This is the table:
| id | region | variety | price |
|---|---|---|---|
| 1 | Alexander Valley | Cabernet Sauvignon | 35 |
| 2 | Alexander Valley | Cabernet Sauvignon | 45 |
| 3 | Alexander Valley | Merlot | 19 |
| 4 | California | Sauvignon Blanc | 8 |
| 5 | California | Pinot Noir | 17 |
I wanted to find out for each region, the cheapest and most expensive variety, so the output should be:
| region | expensive | cheap |
|---|---|---|
| Alexander Valley | Cabernet Sauvignon | Merlot |
| California | Pinot Noir | Sauvignon Blanc |
I was able to get the correct result using two first_value()
SELECT
DISTINCT region,
FIRST_VALUE(variety) OVER (PARTITION BY region ORDER BY price DESC) AS expensive,
FIRST_VALUE(variety) OVER (PARTITION BY region ORDER BY price) AS cheapest
FROM wine_list
I thought it would be equivalent to the following query
SELECT
DISTINCT region,
FIRST_VALUE(variety) OVER (PARTITION BY region ORDER BY price DESC) AS expensive,
LAST_VALUE(variety) OVER (PARTITION BY region ORDER BY price DESC) AS cheapest
FROM wine_list
However now my output is:
| region | expensive | cheap |
|---|---|---|
| Alexander Valley | Cabernet Sauvignon | Cabernet Sauvignon |
| Alexander Valley | Cabernet Sauvignon | Merlot |
| California | Pinot Noir | Pinot Noir |
| California | Pinot Noir | Sauvignon Blanc |
Why is my output wrong? I am so baffled.
>Solution :
The default window for FIRST_VALUE and LAST_VALUE is ROWS BETWEEN UNBOUNDED PRECEDING AND CURRENT ROW. I.e. it is the first resp. last value "so far".

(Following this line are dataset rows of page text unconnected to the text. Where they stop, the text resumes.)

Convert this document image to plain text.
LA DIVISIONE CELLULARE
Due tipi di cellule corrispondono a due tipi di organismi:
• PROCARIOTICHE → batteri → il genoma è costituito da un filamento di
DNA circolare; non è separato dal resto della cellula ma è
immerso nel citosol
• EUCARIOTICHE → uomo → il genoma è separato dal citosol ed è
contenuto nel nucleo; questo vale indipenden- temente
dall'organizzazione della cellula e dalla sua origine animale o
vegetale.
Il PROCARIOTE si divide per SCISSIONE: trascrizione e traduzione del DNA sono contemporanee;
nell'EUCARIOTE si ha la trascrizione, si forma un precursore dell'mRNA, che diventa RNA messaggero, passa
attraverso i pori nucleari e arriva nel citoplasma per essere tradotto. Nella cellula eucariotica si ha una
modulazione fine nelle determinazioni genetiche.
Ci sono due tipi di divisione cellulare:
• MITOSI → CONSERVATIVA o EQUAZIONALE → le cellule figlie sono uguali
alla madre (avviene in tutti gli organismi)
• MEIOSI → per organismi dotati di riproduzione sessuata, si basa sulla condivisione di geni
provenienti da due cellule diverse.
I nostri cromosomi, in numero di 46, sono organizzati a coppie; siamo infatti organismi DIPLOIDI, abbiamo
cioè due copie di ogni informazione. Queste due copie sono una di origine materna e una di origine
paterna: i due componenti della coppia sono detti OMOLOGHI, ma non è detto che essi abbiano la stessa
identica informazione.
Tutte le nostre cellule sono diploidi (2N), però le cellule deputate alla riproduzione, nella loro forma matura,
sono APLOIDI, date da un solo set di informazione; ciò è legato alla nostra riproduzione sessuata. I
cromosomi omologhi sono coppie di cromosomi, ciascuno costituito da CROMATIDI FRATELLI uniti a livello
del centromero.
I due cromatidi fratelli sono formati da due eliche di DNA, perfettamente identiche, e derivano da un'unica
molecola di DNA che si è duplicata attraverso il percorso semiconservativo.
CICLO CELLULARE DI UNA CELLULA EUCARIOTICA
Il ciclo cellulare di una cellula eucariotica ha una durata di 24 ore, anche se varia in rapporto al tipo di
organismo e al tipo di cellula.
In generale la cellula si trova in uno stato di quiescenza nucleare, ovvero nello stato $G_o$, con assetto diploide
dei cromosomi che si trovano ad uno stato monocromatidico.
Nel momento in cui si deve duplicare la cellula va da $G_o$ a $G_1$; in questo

You want it for the whole dataset, however, so you must explicitely describe the window range:
SELECT DISTINCT
region,
FIRST_VALUE(variety) OVER
(PARTITION BY region ORDER BY price DESC
ROWS BETWEEN UNBOUNDED PRECEDING AND UNBOUNDED FOLLOWING) AS expensive,
LAST_VALUE(variety) OVER
(PARTITION BY region ORDER BY price DESC
ROWS BETWEEN UNBOUNDED PRECEDING AND UNBOUNDED FOLLOWING) AS cheapest
FROM wine_list;